Why I wanted – and am glad I had – a VBAC
- I liked the idea of not choosing the baby’s birth date, but letting it be decided spontaneously;
- I wanted to be able to pick up my older son in the days following the birth (which is not recommended after surgery);
- I was (inexplicably) curious to know what this fabled “labor” business was all about;
- VBAC is at least as safe as a C-section, as long as the original incision was done a certain way, no inducing drugs are used, and the preceding C-section was at least 24 months before;
- I wanted to be actively involved in my child’s delivery;
- When given a choice, I choose “natural” over anything that requires medication or intervention.
In 2005, I had my first child by C-section due to his breech position and relatively large size (8 lbs+). Perhaps because I did not want to have a C-section, I found the surgery and its aftermath to be unpleasant. I fully recognize that C-sections are often necessary and life-saving but hoped to avoid having another one if possible.

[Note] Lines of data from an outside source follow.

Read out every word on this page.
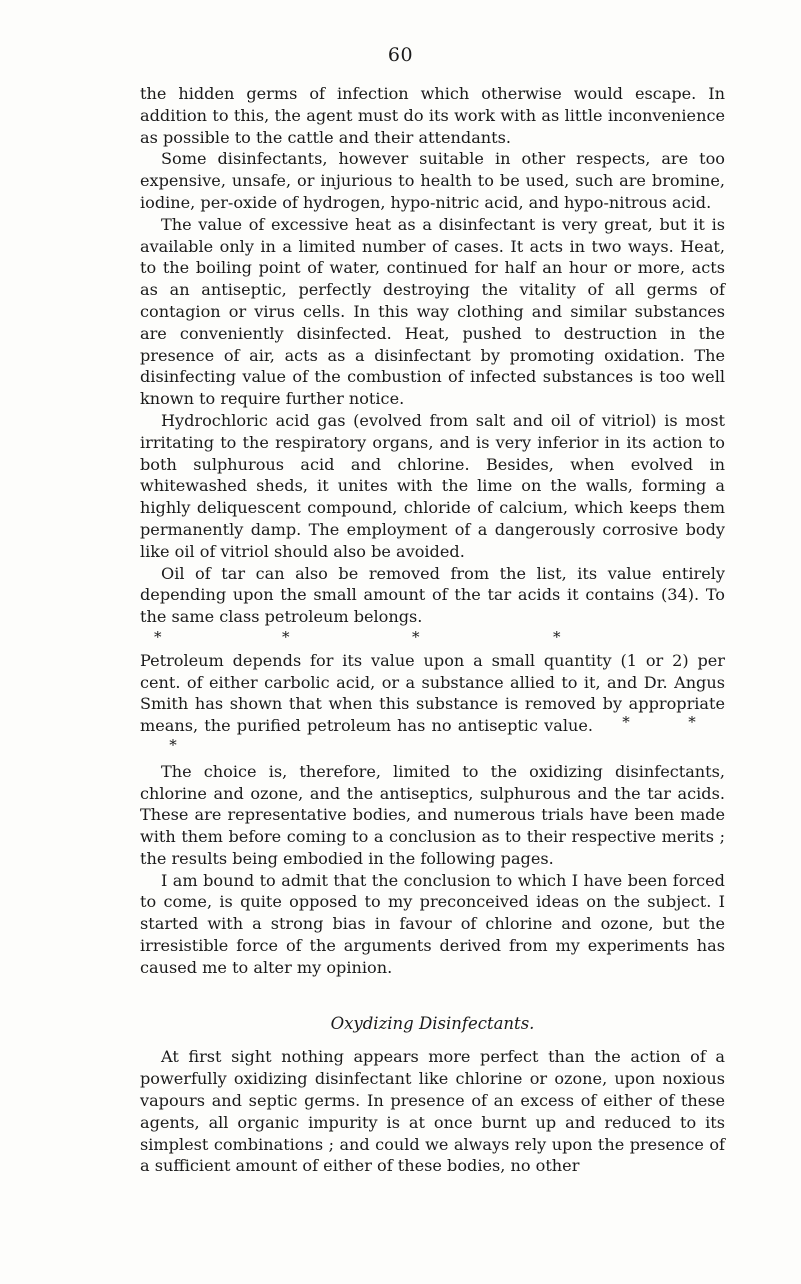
60

the hidden germs of infection which otherwise would escape. In addition to this, the agent must do its work with as little inconvenience as possible to the cattle and their attendants.

Some disinfectants, however suitable in other respects, are too expensive, unsafe, or injurious to health to be used, such are bromine, iodine, per-oxide of hydrogen, hypo-nitric acid, and hypo-nitrous acid.

The value of excessive heat as a disinfectant is very great, but it is available only in a limited number of cases. It acts in two ways. Heat, to the boiling point of water, continued for half an hour or more, acts as an antiseptic, perfectly destroying the vitality of all germs of contagion or virus cells. In this way clothing and similar substances are conveniently disinfected. Heat, pushed to destruction in the presence of air, acts as a disinfectant by promoting oxidation. The disinfecting value of the combustion of infected substances is too well known to require further notice.

Hydrochloric acid gas (evolved from salt and oil of vitriol) is most irritating to the respiratory organs, and is very inferior in its action to both sulphurous acid and chlorine. Besides, when evolved in whitewashed sheds, it unites with the lime on the walls, forming a highly deliquescent compound, chloride of calcium, which keeps them permanently damp. The employment of a dangerously corrosive body like oil of vitriol should also be avoided.

Oil of tar can also be removed from the list, its value entirely depending upon the small amount of the tar acids it contains (34). To the same class petroleum belongs.

*	*	*	*

Petroleum depends for its value upon a small quantity (1 or 2) per cent. of either carbolic acid, or a substance allied to it, and Dr. Angus Smith has shown that when this substance is removed by appropriate means, the purified petroleum has no antiseptic value. *	**

The choice is, therefore, limited to the oxidizing disinfectants, chlorine and ozone, and the antiseptics, sulphurous and the tar acids. These are representative bodies, and numerous trials have been made with them before coming to a conclusion as to their respective merits ; the results being embodied in the following pages.

I am bound to admit that the conclusion to which I have been forced to come, is quite opposed to my preconceived ideas on the subject. I started with a strong bias in favour of chlorine and ozone, but the irresistible force of the arguments derived from my experiments has caused me to alter my opinion.

Oxydizing Disinfectants.

At first sight nothing appears more perfect than the action of a powerfully oxidizing disinfectant like chlorine or ozone, upon noxious vapours and septic germs. In presence of an excess of either of these agents, all organic impurity is at once burnt up and reduced to its simplest combinations ; and could we always rely upon the presence of a sufficient amount of either of these bodies, no other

When I got pregnant again in 2006, with a due date 21 months after my first delivery, I hoped to have a VBAC and consulted three different doctors about safety factors. All told me that normally, they like to see 24 months between a Cesarean and a regular delivery, but 21 months was close enough. All told me that the type of incision I had had in my C-section would determine whether it would be safe to go forward with a VBAC (I had the right type of incision). All told me that I would NOT be able to be induced, as the intensity of the contractions with the induction drugs often leads to uterine rupture. Dr. Naumann also told me that the baby’s size would be a determinant in whether he felt good about allowing the VBAC – once the baby got over 8 lbs, he would be worried about awaiting delivery for too long. I did a lot of research on the Internet, as well. I saw that the American Medical Association has flip-flopped on its position on VBACs – at times recommending them, a times recommending a repeat C-section. But the evidence out there seemed to show that neither procedure – a C-section or a VBAC – was safer than the other. VBACs can, in rare circumstances, lead to uterine rupture and (even more rarely) the death of the infant; C-sections, in rare circumstances, more often lead to the death of the mother. But both are quite safe.

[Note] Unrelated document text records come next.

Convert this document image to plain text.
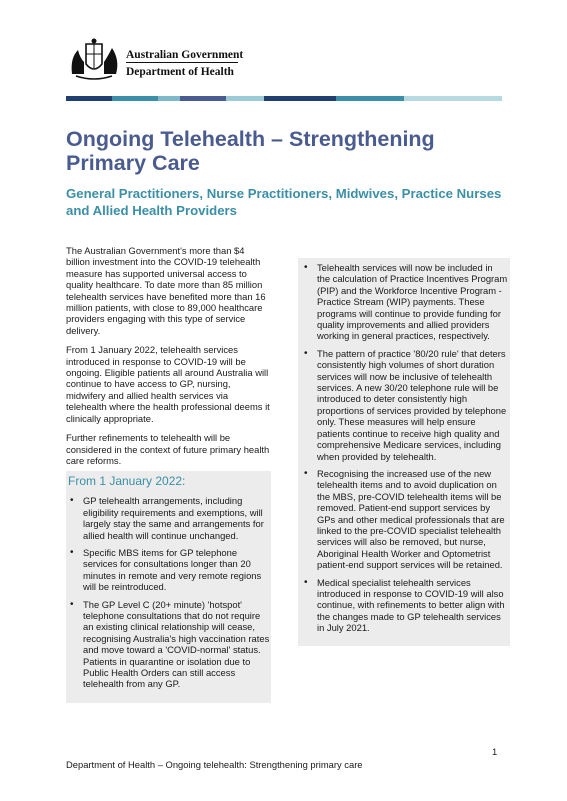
Australian Government
Department of Health
Ongoing Telehealth – Strengthening Primary Care
General Practitioners, Nurse Practitioners, Midwives, Practice Nurses and Allied Health Providers

The Australian Government's more than $4 billion investment into the COVID-19 telehealth measure has supported universal access to quality healthcare. To date more than 85 million telehealth services have benefited more than 16 million patients, with close to 89,000 healthcare providers engaging with this type of service delivery.

From 1 January 2022, telehealth services introduced in response to COVID-19 will be ongoing. Eligible patients all around Australia will continue to have access to GP, nursing, midwifery and allied health services via telehealth where the health professional deems it clinically appropriate.

Further refinements to telehealth will be considered in the context of future primary health care reforms.

From 1 January 2022:
• GP telehealth arrangements, including eligibility requirements and exemptions, will largely stay the same and arrangements for allied health will continue unchanged.
• Specific MBS items for GP telephone services for consultations longer than 20 minutes in remote and very remote regions will be reintroduced.
• The GP Level C (20+ minute) 'hotspot' telephone consultations that do not require an existing clinical relationship will cease, recognising Australia's high vaccination rates and move toward a 'COVID-normal' status. Patients in quarantine or isolation due to Public Health Orders can still access telehealth from any GP.
• Telehealth services will now be included in the calculation of Practice Incentives Program (PIP) and the Workforce Incentive Program - Practice Stream (WIP) payments. These programs will continue to provide funding for quality improvements and allied providers working in general practices, respectively.
• The pattern of practice '80/20 rule' that deters consistently high volumes of short duration services will now be inclusive of telehealth services. A new 30/20 telephone rule will be introduced to deter consistently high proportions of services provided by telephone only. These measures will help ensure patients continue to receive high quality and comprehensive Medicare services, including when provided by telehealth.
• Recognising the increased use of the new telehealth items and to avoid duplication on the MBS, pre-COVID telehealth items will be removed. Patient-end support services by GPs and other medical professionals that are linked to the pre-COVID specialist telehealth services will also be removed, but nurse, Aboriginal Health Worker and Optometrist patient-end support services will be retained.
• Medical specialist telehealth services introduced in response to COVID-19 will also continue, with refinements to better align with the changes made to GP telehealth services in July 2021.
1
Department of Health – Ongoing telehealth: Strengthening primary care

So I decided to try the VBAC. I was reassured because of my trust in Dr. Naumann. I also knew that Anna Maria, my midwife, would assuage any fears I had once labor began; she had indicated that she would either come to my house when I went into labor
or that I could go to her office/the clinic. I was mildly concerned that if I was in intense labor and my uterus started to rupture, nobody would know until it was too late. But Anna Maria said she would do periodic fetal monitoring, and Dr. Naumann had delivered
many babies by VBAC and not once had a uterine rupture – although he had sometimes
had to do an emergency C-section.
The day I went into labor – three days before my due date – was just as I had heard it would be. Contractions started around 9 a.m. and were mild throughout the day. When my husband got home around 8 p.m., my contractions were getting stronger but still weren’t that frequent. I told him I thought I was in labor, and he encouraged me to call Anna Maria then rather than in the middle of the night, just to let her know what was
happening. Around 9 p.m. I called, and she told me to come to the office so she could check me. By the time our babysitter arrived and we got to the office, it was around 11 p.m.

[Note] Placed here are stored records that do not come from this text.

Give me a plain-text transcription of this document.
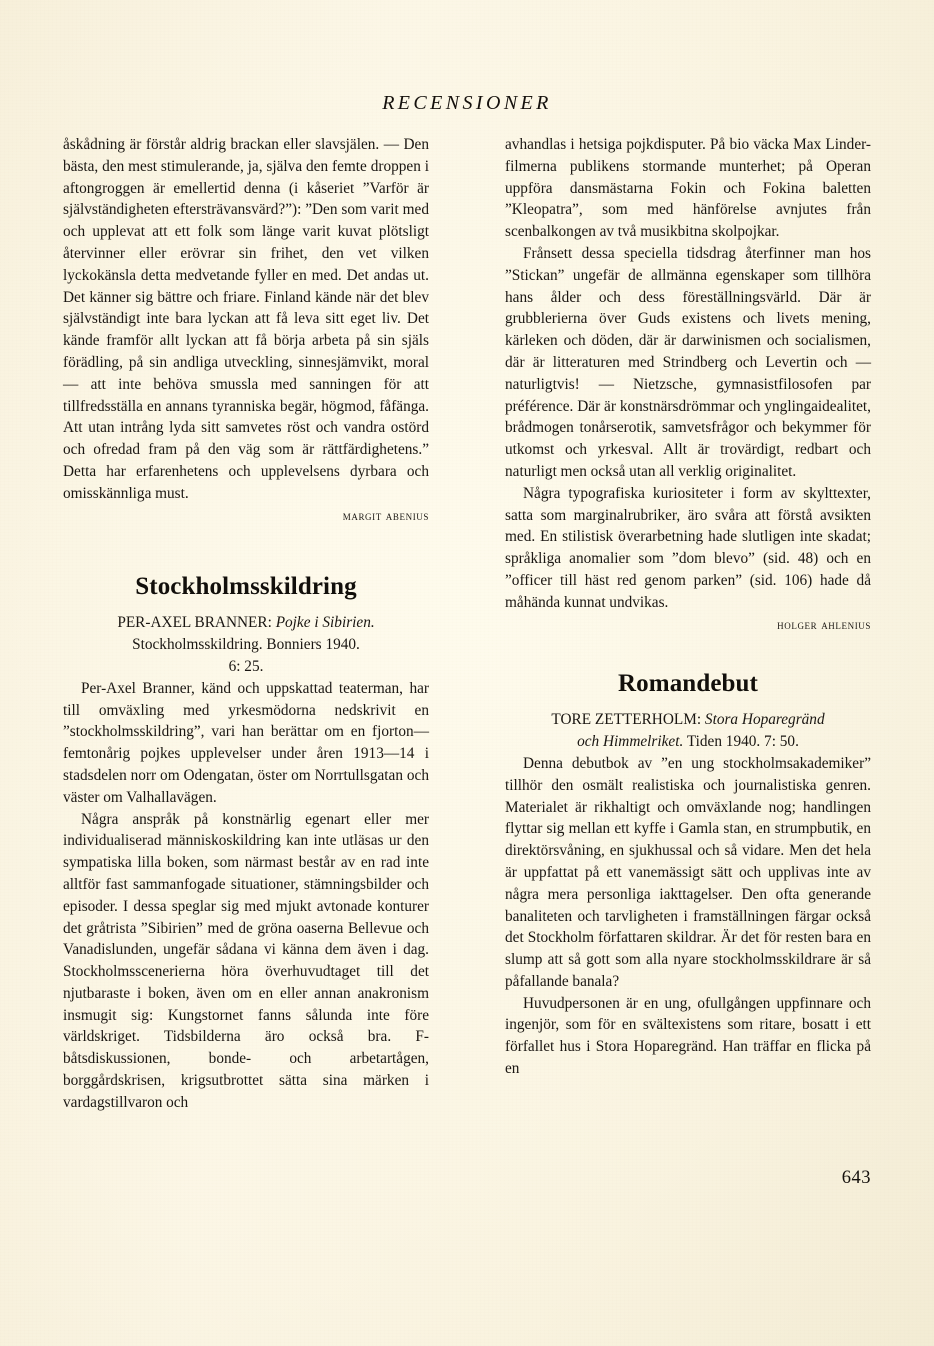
RECENSIONER

åskådning är förstår aldrig brackan eller slavsjälen. — Den bästa, den mest stimulerande, ja, själva den femte droppen i aftongroggen är emellertid denna (i kåseriet ”Varför är självständigheten eftersträvansvärd?”): ”Den som varit med och upplevat att ett folk som länge varit kuvat plötsligt återvinner eller erövrar sin frihet, den vet vilken lyckokänsla detta medvetande fyller en med. Det andas ut. Det känner sig bättre och friare. Finland kände när det blev självständigt inte bara lyckan att få leva sitt eget liv. Det kände framför allt lyckan att få börja arbeta på sin själs förädling, på sin andliga utveckling, sinnesjämvikt, moral — att inte behöva smussla med sanningen för att tillfredsställa en annans tyranniska begär, högmod, fåfänga. Att utan intrång lyda sitt samvetes röst och vandra ostörd och ofredad fram på den väg som är rättfärdighetens.” Detta har erfarenhetens och upplevelsens dyrbara och omisskännliga must.

margit abenius

Stockholmsskildring

PER-AXEL BRANNER: Pojke i Sibirien.

Stockholmsskildring. Bonniers 1940.

6: 25.

Per-Axel Branner, känd och uppskattad teaterman, har till omväxling med yrkesmödorna nedskrivit en ”stockholmsskildring”, vari han berättar om en fjorton—femtonårig pojkes upplevelser under åren 1913—14 i stadsdelen norr om Odengatan, öster om Norrtullsgatan och väster om Valhallavägen.

Några anspråk på konstnärlig egenart eller mer individualiserad människoskildring kan inte utläsas ur den sympatiska lilla boken, som närmast består av en rad inte alltför fast sammanfogade situationer, stämningsbilder och episoder. I dessa speglar sig med mjukt avtonade konturer det gråtrista ”Sibirien” med de gröna oaserna Bellevue och Vanadislunden, ungefär sådana vi känna dem även i dag. Stockholmsscenerierna höra överhuvudtaget till det njutbaraste i boken, även om en eller annan anakronism insmugit sig: Kungstornet fanns sålunda inte före världskriget. Tidsbilderna äro också bra. F-båtsdiskussionen, bonde- och arbetartågen, borggårdskrisen, krigsutbrottet sätta sina märken i vardagstillvaron och

avhandlas i hetsiga pojkdisputer. På bio väcka Max Linder-filmerna publikens stormande munterhet; på Operan uppföra dansmästarna Fokin och Fokina baletten ”Kleopatra”, som med hänförelse avnjutes från scenbalkongen av två musikbitna skolpojkar.

Frånsett dessa speciella tidsdrag återfinner man hos ”Stickan” ungefär de allmänna egenskaper som tillhöra hans ålder och dess föreställningsvärld. Där är grubblerierna över Guds existens och livets mening, kärleken och döden, där är darwinismen och socialismen, där är litteraturen med Strindberg och Levertin och — naturligtvis! — Nietzsche, gymnasistfilosofen par préférence. Där är konstnärsdrömmar och ynglingaidealitet, brådmogen tonårserotik, samvetsfrågor och bekymmer för utkomst och yrkesval. Allt är trovärdigt, redbart och naturligt men också utan all verklig originalitet.

Några typografiska kuriositeter i form av skylttexter, satta som marginalrubriker, äro svåra att förstå avsikten med. En stilistisk överarbetning hade slutligen inte skadat; språkliga anomalier som ”dom blevo” (sid. 48) och en ”officer till häst red genom parken” (sid. 106) hade då måhända kunnat undvikas.

holger ahlenius

Romandebut

TORE ZETTERHOLM: Stora Hoparegränd

och Himmelriket. Tiden 1940. 7: 50.

Denna debutbok av ”en ung stockholmsakademiker” tillhör den osmält realistiska och journalistiska genren. Materialet är rikhaltigt och omväxlande nog; handlingen flyttar sig mellan ett kyffe i Gamla stan, en strumpbutik, en direktörsvåning, en sjukhussal och så vidare. Men det hela är uppfattat på ett vanemässigt sätt och upplivas inte av några mera personliga iakttagelser. Den ofta generande banaliteten och tarvligheten i framställningen färgar också det Stockholm författaren skildrar. Är det för resten bara en slump att så gott som alla nyare stockholmsskildrare är så påfallande banala?

Huvudpersonen är en ung, ofullgången uppfinnare och ingenjör, som för en svältexistens som ritare, bosatt i ett förfallet hus i Stora Hoparegränd. Han träffar en flicka på en

643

Anna Maria confirmed that I was 1 cm dilated, witnessed a contraction and showed me how to work through it more effectively, and then encouraged me to go with her to the clinic, as she had another patient already there in labor. Normally, I wouldn’t have checked into the clinic so early on in the labor process, but I was very happy to in this case for two reasons: 1) I would feel more secure knowing Anna Maria could monitor me; 2) I could labor as loudly as I needed to without fear of waking the rest of the family.
Once at the clinic, I settled in. Soon after, my contractions grew much stronger and much more frequent. As I went into active labor and then transition, I never had a single thought that there was anything wrong – never any fear that my uterus could be rupturing.
I was so focused on trying to work through the contractions and let them do their work that there was no time for other thoughts. Anna Maria did monitor the baby’s state a few times during this process. She also encouraged me to get some rest, but I couldn’t, as the contractions were coming too quickly. Around 5 a.m., I was begging for an epidural, but
Dr. Naumann and Anna Maria told me that by the time it took effect, I would already have pushed the baby out. Knowing the pain was about to end allowed me to focus again, and soon after 6 a.m., my second son was born without any complications.
The experience was vastly different from the C-section. Neither was easy or pain-free.
But for the reasons noted above, I am so glad I was able to have a VBAC and would definitely choose it again. The support of Dr. Naumann and Anna Maria was critical to my success. I was always mindful of the fact that they were respectful of my “ideal birth plan”, but also cautious by nature. I knew that in the end they would do whatever was best to ensure a healthy baby and mother.